İklim değişikliği, sağlık üzerine doğrudan ya da dolaylı olarak etki edebilmektedir. Doğrudan etkileri, kasırgalar, seller, hortum, kar ve rüzgâr fırtınaları ve kuraklık gibi aşırı hava olaylarının şiddeti ile orantılı olarak hastalık ve ölümler direkt olarak meydana gelmektedir. Dolaylı etkileri ise biraz daha karmaşıktır. İklim değişikliğinin çevresel sonuçları, sıcaklık artışı, bazı yerlerde aşırı yağış, bazı yerlerde kuraklık, aşırı hava olayları ve artan deniz seviyelerini içermektedir (Haines ve ark., 2006). Bu nedenle, hava, toprak, su, gıda kalitesi ve güvenliği tehlikeye girmektedir. İklim değişikliği sonucu hava, su, vektör (hastalık taşıyan canlılar), yiyecek ve hayvan yoluyla bulaşan hastalıkların ve görülme alanlarının dağılımları ve tekrar etme durumları azalıp, artabilmektedir.

 

Yakup Arslan Sağlık Bilimleri Üniversitesi. researchgate.net_.jpg
Yakup Arslan / Fotoğraf: researchgate.net

 

"Kuş gribi, kene kaynaklı hastalıklar, kolera, ebola, parazitler, verem gibi hastalıklarda artış..."

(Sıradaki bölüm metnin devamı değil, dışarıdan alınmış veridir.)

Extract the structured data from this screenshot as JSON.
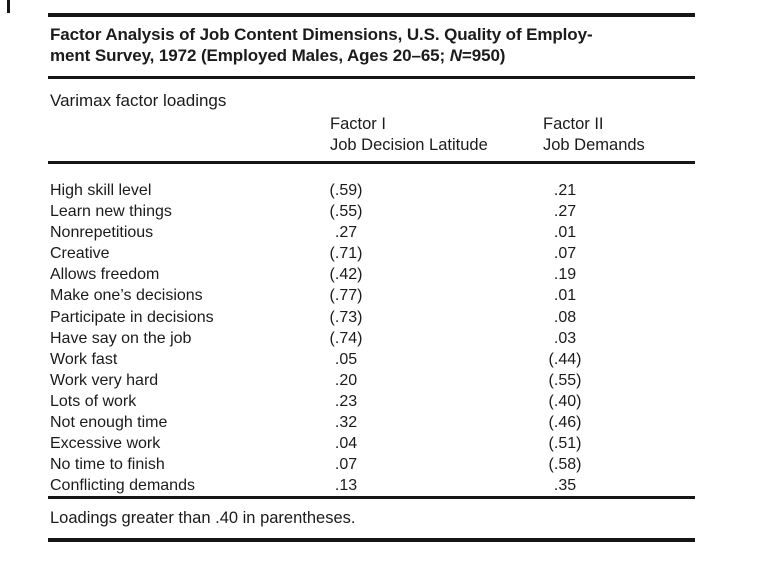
{
  "document": {
    "title_line1": "Factor Analysis of Job Content Dimensions, U.S. Quality of Employ-",
    "title_line2_prefix": "ment Survey, 1972 (Employed Males, Ages 20–65; ",
    "title_n": "N",
    "title_line2_suffix": "=950)",
    "section_label": "Varimax factor loadings",
    "footnote": "Loadings greater than .40 in parentheses."
  },
  "table": {
    "columns": [
      {
        "line1": "Factor I",
        "line2": "Job Decision Latitude"
      },
      {
        "line1": "Factor II",
        "line2": "Job Demands"
      }
    ],
    "rows": [
      {
        "label": "High skill level",
        "factor1": "(.59)",
        "factor2": ".21"
      },
      {
        "label": "Learn new things",
        "factor1": "(.55)",
        "factor2": ".27"
      },
      {
        "label": "Nonrepetitious",
        "factor1": ".27",
        "factor2": ".01"
      },
      {
        "label": "Creative",
        "factor1": "(.71)",
        "factor2": ".07"
      },
      {
        "label": "Allows freedom",
        "factor1": "(.42)",
        "factor2": ".19"
      },
      {
        "label": "Make one’s decisions",
        "factor1": "(.77)",
        "factor2": ".01"
      },
      {
        "label": "Participate in decisions",
        "factor1": "(.73)",
        "factor2": ".08"
      },
      {
        "label": "Have say on the job",
        "factor1": "(.74)",
        "factor2": ".03"
      },
      {
        "label": "Work fast",
        "factor1": ".05",
        "factor2": "(.44)"
      },
      {
        "label": "Work very hard",
        "factor1": ".20",
        "factor2": "(.55)"
      },
      {
        "label": "Lots of work",
        "factor1": ".23",
        "factor2": "(.40)"
      },
      {
        "label": "Not enough time",
        "factor1": ".32",
        "factor2": "(.46)"
      },
      {
        "label": "Excessive work",
        "factor1": ".04",
        "factor2": "(.51)"
      },
      {
        "label": "No time to finish",
        "factor1": ".07",
        "factor2": "(.58)"
      },
      {
        "label": "Conflicting demands",
        "factor1": ".13",
        "factor2": ".35"
      }
    ]
  },
  "colors": {
    "ink": "#1b1b1b",
    "paper": "#ffffff"
  }
}
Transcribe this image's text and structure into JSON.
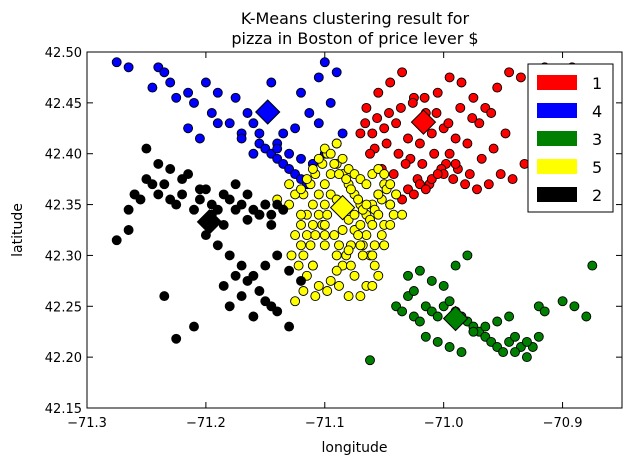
{
  "chart_data": {
    "type": "scatter",
    "title": "K-Means clustering result for\npizza in Boston of price lever $",
    "xlabel": "longitude",
    "ylabel": "latitude",
    "xlim": [
      -71.3,
      -70.85
    ],
    "ylim": [
      42.15,
      42.5
    ],
    "x_ticks": [
      "−71.3",
      "−71.2",
      "−71.1",
      "−71.0",
      "−70.9"
    ],
    "y_ticks": [
      "42.15",
      "42.20",
      "42.25",
      "42.30",
      "42.35",
      "42.40",
      "42.45",
      "42.50"
    ],
    "grid": false,
    "legend_position": "top-right",
    "legend": [
      {
        "label": "1",
        "color": "#ff0000"
      },
      {
        "label": "4",
        "color": "#0000ff"
      },
      {
        "label": "3",
        "color": "#008000"
      },
      {
        "label": "5",
        "color": "#ffff00"
      },
      {
        "label": "2",
        "color": "#000000"
      }
    ],
    "centroids": [
      {
        "cluster": "1",
        "x": -71.017,
        "y": 42.431,
        "color": "#ff0000"
      },
      {
        "cluster": "4",
        "x": -71.148,
        "y": 42.441,
        "color": "#0000ff"
      },
      {
        "cluster": "3",
        "x": -70.99,
        "y": 42.238,
        "color": "#008000"
      },
      {
        "cluster": "5",
        "x": -71.085,
        "y": 42.347,
        "color": "#ffff00"
      },
      {
        "cluster": "2",
        "x": -71.197,
        "y": 42.333,
        "color": "#000000"
      }
    ],
    "series": [
      {
        "name": "1",
        "color": "#ff0000",
        "x": [
          -71.065,
          -71.055,
          -71.045,
          -71.035,
          -71.025,
          -71.015,
          -71.005,
          -70.995,
          -70.985,
          -70.975,
          -70.965,
          -70.955,
          -70.945,
          -70.935,
          -70.925,
          -70.915,
          -70.905,
          -70.895,
          -70.885,
          -71.06,
          -71.05,
          -71.04,
          -71.03,
          -71.02,
          -71.01,
          -71.0,
          -70.99,
          -70.98,
          -70.97,
          -70.96,
          -71.07,
          -71.058,
          -71.048,
          -71.038,
          -71.028,
          -71.018,
          -71.008,
          -70.998,
          -70.988,
          -70.978,
          -70.968,
          -70.958,
          -70.948,
          -71.062,
          -71.052,
          -71.042,
          -71.032,
          -71.022,
          -71.012,
          -71.002,
          -70.992,
          -70.982,
          -70.972,
          -70.962,
          -70.952,
          -70.942,
          -70.932,
          -70.922,
          -70.912,
          -70.902,
          -70.892,
          -70.888,
          -70.875,
          -70.88,
          -71.066,
          -71.056,
          -71.046,
          -71.036,
          -71.026,
          -71.016,
          -71.006,
          -70.996,
          -70.986,
          -70.976,
          -71.04,
          -71.03,
          -71.02,
          -71.01,
          -71.0,
          -70.99,
          -71.045,
          -71.035,
          -71.025,
          -71.015,
          -71.005,
          -70.995
        ],
        "y": [
          42.445,
          42.46,
          42.47,
          42.48,
          42.455,
          42.44,
          42.46,
          42.475,
          42.47,
          42.455,
          42.445,
          42.465,
          42.48,
          42.475,
          42.46,
          42.485,
          42.48,
          42.47,
          42.46,
          42.42,
          42.425,
          42.43,
          42.415,
          42.41,
          42.42,
          42.425,
          42.415,
          42.41,
          42.43,
          42.44,
          42.42,
          42.405,
          42.41,
          42.4,
          42.395,
          42.39,
          42.4,
          42.39,
          42.385,
          42.38,
          42.395,
          42.405,
          42.42,
          42.4,
          42.385,
          42.38,
          42.39,
          42.375,
          42.37,
          42.385,
          42.375,
          42.37,
          42.365,
          42.37,
          42.38,
          42.375,
          42.39,
          42.4,
          42.47,
          42.48,
          42.485,
          42.475,
          42.48,
          42.43,
          42.43,
          42.435,
          42.44,
          42.445,
          42.45,
          42.455,
          42.44,
          42.43,
          42.445,
          42.435,
          42.36,
          42.365,
          42.37,
          42.375,
          42.38,
          42.39,
          42.35,
          42.355,
          42.36,
          42.365,
          42.38,
          42.4
        ]
      },
      {
        "name": "4",
        "color": "#0000ff",
        "x": [
          -71.275,
          -71.265,
          -71.24,
          -71.235,
          -71.215,
          -71.2,
          -71.19,
          -71.175,
          -71.165,
          -71.16,
          -71.155,
          -71.14,
          -71.13,
          -71.12,
          -71.11,
          -71.1,
          -71.09,
          -71.085,
          -71.21,
          -71.195,
          -71.18,
          -71.17,
          -71.155,
          -71.15,
          -71.145,
          -71.14,
          -71.135,
          -71.13,
          -71.125,
          -71.12,
          -71.115,
          -71.11,
          -71.105,
          -71.245,
          -71.23,
          -71.225,
          -71.215,
          -71.205,
          -71.19,
          -71.17,
          -71.14,
          -71.12,
          -71.1,
          -71.09,
          -71.105,
          -71.095,
          -71.113,
          -71.125,
          -71.135,
          -71.145,
          -71.16
        ],
        "y": [
          42.49,
          42.485,
          42.485,
          42.48,
          42.46,
          42.47,
          42.46,
          42.455,
          42.44,
          42.43,
          42.42,
          42.41,
          42.4,
          42.395,
          42.39,
          42.4,
          42.41,
          42.42,
          42.45,
          42.44,
          42.43,
          42.42,
          42.41,
          42.405,
          42.4,
          42.395,
          42.39,
          42.385,
          42.38,
          42.375,
          42.37,
          42.39,
          42.43,
          42.465,
          42.47,
          42.455,
          42.425,
          42.415,
          42.43,
          42.415,
          42.405,
          42.46,
          42.49,
          42.48,
          42.475,
          42.45,
          42.44,
          42.425,
          42.42,
          42.47,
          42.4
        ]
      },
      {
        "name": "3",
        "color": "#008000",
        "x": [
          -71.04,
          -71.035,
          -71.03,
          -71.025,
          -71.02,
          -71.015,
          -71.01,
          -71.005,
          -71.0,
          -70.995,
          -70.99,
          -70.985,
          -70.98,
          -70.975,
          -70.97,
          -70.965,
          -70.96,
          -70.955,
          -70.95,
          -70.945,
          -70.94,
          -70.935,
          -70.93,
          -70.925,
          -70.92,
          -70.915,
          -70.9,
          -70.89,
          -70.88,
          -70.875,
          -71.03,
          -71.02,
          -71.0,
          -70.99,
          -70.98,
          -71.015,
          -71.005,
          -70.995,
          -70.985,
          -70.975,
          -70.965,
          -70.955,
          -70.945,
          -70.94,
          -70.93,
          -70.92,
          -71.062,
          -71.025,
          -71.01
        ],
        "y": [
          42.25,
          42.245,
          42.26,
          42.24,
          42.235,
          42.25,
          42.245,
          42.24,
          42.25,
          42.255,
          42.245,
          42.24,
          42.235,
          42.23,
          42.225,
          42.22,
          42.215,
          42.21,
          42.205,
          42.215,
          42.22,
          42.21,
          42.2,
          42.21,
          42.25,
          42.245,
          42.255,
          42.25,
          42.24,
          42.29,
          42.28,
          42.285,
          42.27,
          42.29,
          42.3,
          42.22,
          42.215,
          42.21,
          42.205,
          42.225,
          42.23,
          42.235,
          42.24,
          42.205,
          42.215,
          42.22,
          42.197,
          42.265,
          42.275
        ]
      },
      {
        "name": "5",
        "color": "#ffff00",
        "x": [
          -71.12,
          -71.115,
          -71.11,
          -71.105,
          -71.1,
          -71.095,
          -71.09,
          -71.085,
          -71.08,
          -71.075,
          -71.07,
          -71.065,
          -71.06,
          -71.055,
          -71.05,
          -71.045,
          -71.118,
          -71.112,
          -71.108,
          -71.102,
          -71.098,
          -71.092,
          -71.088,
          -71.082,
          -71.078,
          -71.072,
          -71.068,
          -71.062,
          -71.058,
          -71.052,
          -71.048,
          -71.042,
          -71.125,
          -71.12,
          -71.115,
          -71.11,
          -71.105,
          -71.1,
          -71.095,
          -71.09,
          -71.085,
          -71.08,
          -71.075,
          -71.07,
          -71.065,
          -71.06,
          -71.055,
          -71.05,
          -71.128,
          -71.122,
          -71.118,
          -71.112,
          -71.108,
          -71.102,
          -71.098,
          -71.092,
          -71.088,
          -71.082,
          -71.078,
          -71.072,
          -71.068,
          -71.062,
          -71.058,
          -71.052,
          -71.13,
          -71.125,
          -71.12,
          -71.115,
          -71.11,
          -71.105,
          -71.1,
          -71.095,
          -71.09,
          -71.085,
          -71.08,
          -71.075,
          -71.07,
          -71.065,
          -71.06,
          -71.055,
          -71.05,
          -71.045,
          -71.04,
          -71.035,
          -71.115,
          -71.105,
          -71.095,
          -71.085,
          -71.075,
          -71.065,
          -71.055,
          -71.108,
          -71.098,
          -71.088,
          -71.078,
          -71.068,
          -71.058,
          -71.1,
          -71.09,
          -71.08,
          -71.07,
          -71.06,
          -71.05,
          -71.14,
          -71.135,
          -71.13,
          -71.12,
          -71.11,
          -71.09,
          -71.08,
          -71.07,
          -71.06,
          -71.1,
          -71.085,
          -71.075,
          -71.065,
          -71.055,
          -71.045,
          -71.125,
          -71.118,
          -71.11,
          -71.1
        ],
        "y": [
          42.33,
          42.34,
          42.35,
          42.36,
          42.37,
          42.38,
          42.39,
          42.38,
          42.37,
          42.36,
          42.35,
          42.34,
          42.35,
          42.36,
          42.37,
          42.35,
          42.36,
          42.37,
          42.38,
          42.39,
          42.4,
          42.39,
          42.38,
          42.375,
          42.365,
          42.355,
          42.345,
          42.335,
          42.345,
          42.355,
          42.365,
          42.34,
          42.32,
          42.31,
          42.32,
          42.33,
          42.34,
          42.35,
          42.36,
          42.355,
          42.345,
          42.335,
          42.325,
          42.33,
          42.32,
          42.33,
          42.34,
          42.33,
          42.3,
          42.29,
          42.3,
          42.31,
          42.32,
          42.33,
          42.34,
          42.32,
          42.31,
          42.3,
          42.31,
          42.32,
          42.31,
          42.3,
          42.31,
          42.32,
          42.35,
          42.36,
          42.365,
          42.375,
          42.385,
          42.395,
          42.405,
          42.4,
          42.41,
          42.395,
          42.385,
          42.38,
          42.375,
          42.37,
          42.38,
          42.385,
          42.38,
          42.37,
          42.36,
          42.34,
          42.28,
          42.27,
          42.275,
          42.29,
          42.28,
          42.27,
          42.28,
          42.26,
          42.265,
          42.27,
          42.29,
          42.3,
          42.29,
          42.33,
          42.3,
          42.305,
          42.31,
          42.3,
          42.31,
          42.355,
          42.345,
          42.37,
          42.34,
          42.29,
          42.285,
          42.26,
          42.26,
          42.27,
          42.32,
          42.325,
          42.34,
          42.35,
          42.36,
          42.33,
          42.255,
          42.265,
          42.29,
          42.31
        ]
      },
      {
        "name": "2",
        "color": "#000000",
        "x": [
          -71.275,
          -71.265,
          -71.26,
          -71.25,
          -71.245,
          -71.24,
          -71.235,
          -71.23,
          -71.225,
          -71.22,
          -71.21,
          -71.205,
          -71.2,
          -71.195,
          -71.19,
          -71.185,
          -71.18,
          -71.175,
          -71.17,
          -71.165,
          -71.16,
          -71.155,
          -71.15,
          -71.145,
          -71.14,
          -71.135,
          -71.25,
          -71.24,
          -71.23,
          -71.22,
          -71.215,
          -71.205,
          -71.195,
          -71.185,
          -71.175,
          -71.165,
          -71.155,
          -71.145,
          -71.265,
          -71.255,
          -71.2,
          -71.19,
          -71.18,
          -71.17,
          -71.16,
          -71.15,
          -71.14,
          -71.13,
          -71.12,
          -71.18,
          -71.17,
          -71.16,
          -71.15,
          -71.14,
          -71.13,
          -71.185,
          -71.175,
          -71.165,
          -71.155,
          -71.145,
          -71.235,
          -71.21,
          -71.225,
          -71.26,
          -71.15
        ],
        "y": [
          42.315,
          42.325,
          42.36,
          42.375,
          42.37,
          42.36,
          42.37,
          42.355,
          42.35,
          42.36,
          42.345,
          42.355,
          42.365,
          42.35,
          42.345,
          42.36,
          42.355,
          42.37,
          42.35,
          42.36,
          42.345,
          42.34,
          42.35,
          42.34,
          42.35,
          42.345,
          42.405,
          42.39,
          42.385,
          42.375,
          42.38,
          42.365,
          42.34,
          42.33,
          42.345,
          42.335,
          42.34,
          42.33,
          42.345,
          42.355,
          42.32,
          42.31,
          42.3,
          42.29,
          42.28,
          42.29,
          42.3,
          42.285,
          42.275,
          42.25,
          42.26,
          42.24,
          42.255,
          42.245,
          42.23,
          42.27,
          42.28,
          42.275,
          42.265,
          42.25,
          42.26,
          42.23,
          42.218,
          42.36,
          42.35
        ]
      }
    ]
  }
}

Arslan, hastalığa neden olan patojenlerin etkilerinin hava sıcaklığına bağlı olarak arttığına dikkati çekti:

Sıcaklıkların yükselmesi, nemin artması, düzensiz yağış dağılımı, buharlaşmada yaşanan değişim ve artma, hastalık yapıcı patojenlerin (havada, suda ve toprakta) üreme, sağ kalma, direnç, yayılma ve hastalığa neden olma kabiliyetlerinin artması ve hızlanmasına neden olmaktadır. Özellikle bulaşıcı hastalıkların, kuş gribi, kene kaynaklı hastalıklar, kolera, ebola, parazitler, verem gibi hastalıklarda artışa yol açmaktadır. Kronik hastalık sıklığı ve bunlara bağlı ölümlerde artışa yol açmaktadır. Ayrıca suyun azlığı ve kişisel / toplumsal hijyen sorunları, parazitlerde çoğalma ve zarar verme gücünde artış, eski hastalıkların yeniden görülmesi ile hastalık etkenlerinin değişen dağılım ve sıklıklarında değişikliklere yol açmaktadır.

Yakup Arslan, son olarak "İklim değişikliği ve sağlık ilişkisi üzerine yapılan tüm açıklamalar, teorik temele dayanmaktadır. Henüz kanıt havuzunun gücü zayıftır" ifadelerini kullandı.